Rate Risks, Rupiah Send Indonesian Stocks to Dec. Low
(Bloomberg) -- Indonesian equities dropped the most in Asia, with the benchmark gauge sinking to its lowest level since Dec. 15, on concern that Bank Indonesia may raise interest rates for the first time since 2014 to defend the currency, which is already hurting economic growth.
The Jakarta Composite Index fell 2.5 percent to 6,073.02. Banking stocks slid the most on the prospect of higher borrowing costs crimping loan growth and the economy.
The Jakarta Finance Index dropped 4.1 percent as all nine industry groups on the benchmark retreated.
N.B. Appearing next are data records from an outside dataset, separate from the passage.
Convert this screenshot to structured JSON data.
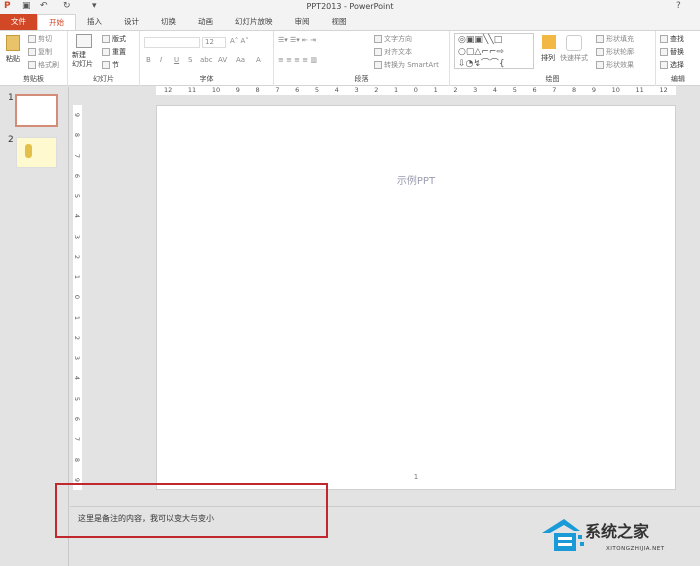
{
  "window": {
    "title": "PPT2013 - PowerPoint",
    "help": "?"
  },
  "quick_access": {
    "app_icon": "P",
    "save": "▣",
    "undo": "↶",
    "redo": "↻",
    "customize": "▾"
  },
  "tabs": [
    "文件",
    "开始",
    "插入",
    "设计",
    "切换",
    "动画",
    "幻灯片放映",
    "审阅",
    "视图"
  ],
  "active_tab": "开始",
  "ribbon": {
    "clipboard": {
      "label": "剪贴板",
      "paste": "粘贴",
      "cut": "剪切",
      "copy": "复制",
      "format_painter": "格式刷"
    },
    "slides": {
      "label": "幻灯片",
      "new_slide": "新建\n幻灯片",
      "layout": "版式",
      "reset": "重置",
      "section": "节"
    },
    "font": {
      "label": "字体",
      "size": "12",
      "bold": "B",
      "italic": "I",
      "underline": "U",
      "strike": "S",
      "abc": "abc",
      "spacing": "AV",
      "case": "Aa",
      "color": "A"
    },
    "paragraph": {
      "label": "段落",
      "text_direction": "文字方向",
      "align_text": "对齐文本",
      "smartart": "转换为 SmartArt"
    },
    "drawing": {
      "label": "绘图",
      "arrange": "排列",
      "quick_styles": "快速样式",
      "shape_fill": "形状填充",
      "shape_outline": "形状轮廓",
      "shape_effects": "形状效果"
    },
    "editing": {
      "label": "编辑",
      "find": "查找",
      "replace": "替换",
      "select": "选择"
    }
  },
  "hruler": [
    "12",
    "11",
    "10",
    "9",
    "8",
    "7",
    "6",
    "5",
    "4",
    "3",
    "2",
    "1",
    "0",
    "1",
    "2",
    "3",
    "4",
    "5",
    "6",
    "7",
    "8",
    "9",
    "10",
    "11",
    "12"
  ],
  "vruler": [
    "9",
    "8",
    "7",
    "6",
    "5",
    "4",
    "3",
    "2",
    "1",
    "0",
    "1",
    "2",
    "3",
    "4",
    "5",
    "6",
    "7",
    "8",
    "9"
  ],
  "thumbnails": [
    {
      "number": "1"
    },
    {
      "number": "2"
    }
  ],
  "slide": {
    "title": "示例PPT",
    "page_number": "1"
  },
  "notes": {
    "text": "这里是备注的内容，我可以变大与变小"
  },
  "watermark": {
    "brand": "系统之家",
    "url": "XITONGZHIJIA.NET"
  },
  "colors": {
    "accent": "#d24726",
    "highlight": "#c0282e",
    "watermark": "#1a9ad6"
  }
}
PT Bank Central Asia lost 4.8 percent, the most since November 2015, while PT Bank Mandiri, the country’s biggest lender by assets, plunged 7.8 percent.
“The Jakarta Composite Index may fall further, probably testing the 6,000 level,” said Harry Su, managing director at PT Samuel International in Jakarta. “Investors can start accumulating some shares at this point.” He recommends Bank Central Asia and Mandiri.
Analysts from PT BNI Sekuritas, PT Ciptadana Sekuritas Asia and PT Mirae Asset Sekuritas Indonesia said the depreciating currency, which sank to a two-year low against the U.S. dollar today despite “sizable” central bank intervention, has raised the odds for a higher benchmark seven-day reverse repurchase rate as early as next month. Indonesia’s next monetary policy decision is scheduled for May 17.
“First-quarter results from Unilever suggested that our economy growth was still weak,” according to John Teja, a director at Ciptadana, referring to the Indonesian unit of the Netherlands-based consumer goods maker. “A weaker rupiah and rising oil price could lead to higher inflation and all of these factors combined could slow loan growth in the banking industry.”
The rupiah is under pressure as rising U.S. Treasury yields and a stronger dollar rub the luster off emerging-market assets. The currency fell as much as 0.3 percent to 13,925 against the dollar, the lowest since January 2016, stretching its losses to 2.6 percent this year. The yield of Indonesia’s benchmark 10-year government bond maturing May 2028 jumped 21 basis points to 7.13 percent.
“Higher distribution expenses as a result of rising oil price and raw material costs would adversely impact the gross margins of Indonesian companies,” Teja said.